Title: Data Integration in the Cloud
Speaker: Andreas Thor, University of Maryland
BA 7256, July 14th noon
Abstract: Cloud computing has become a popular paradigm for efficiently processing computationally and data-intensive tasks. Such tasks can be executed on demand on powerful distributed hardware and service infrastructures. The parallel execution of complex tasks is facilitated by different programming models (e.g., MapReduce), distributed data stores, and the ability to employ computing capacity on demand. Data integration can notably benefit from cloud computing because accessing multiple data sources and integration of instance data are usually expensive tasks.
In the first part of the talk we introduce CloudFuice, a data integration system that follows a mashup-like specification of advanced data flows for data integration. CloudFuice's task-based execution approach allows for an efficient, asynchronous, and parallel execution of data flows in the cloud and utilizes recent cloud-based web engineering instruments. The second part of the talk deals with the effectiveness and scalability of MapReduce-based implementations for entity resolution. In the presence of skewed data, sophisticated redistribution approaches become necessary to achieve load balancing among all reduce tasks to be executed in parallel. The proposed approaches support blocking techniques to reduce the search space of entity resolution and effectively distribute the entities of large blocks among multiple reduce tasks.
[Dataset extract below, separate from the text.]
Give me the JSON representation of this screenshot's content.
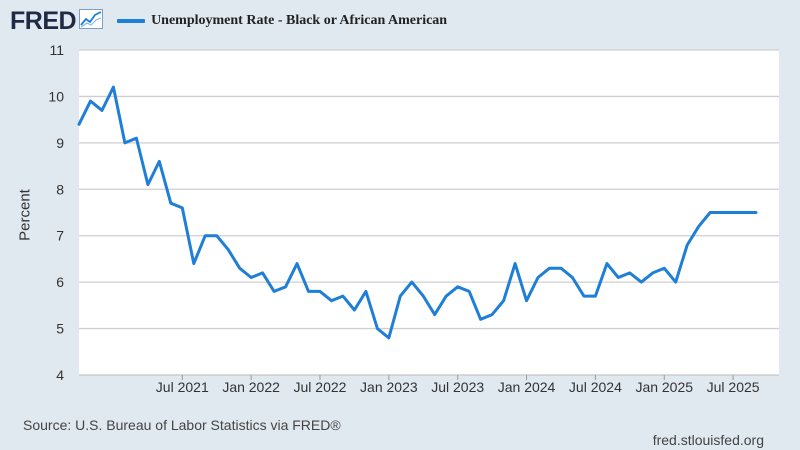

Bio: Andreas Thor received a Diploma and a Ph.D. in Computer Science in 2002 and 2008, respectively, from the University of Leipzig, Germany. He holds an appointment as Research Scientist with the database group in Leipzig. Andreas is currently a visiting research scientist at University of Maryland Institute for Advanced Computer Studies. Andreas' research areas deal with integration of web data sources. More specifically, he has been working on approaches for entity resolution, ontology alignment, and flexible integration architectures.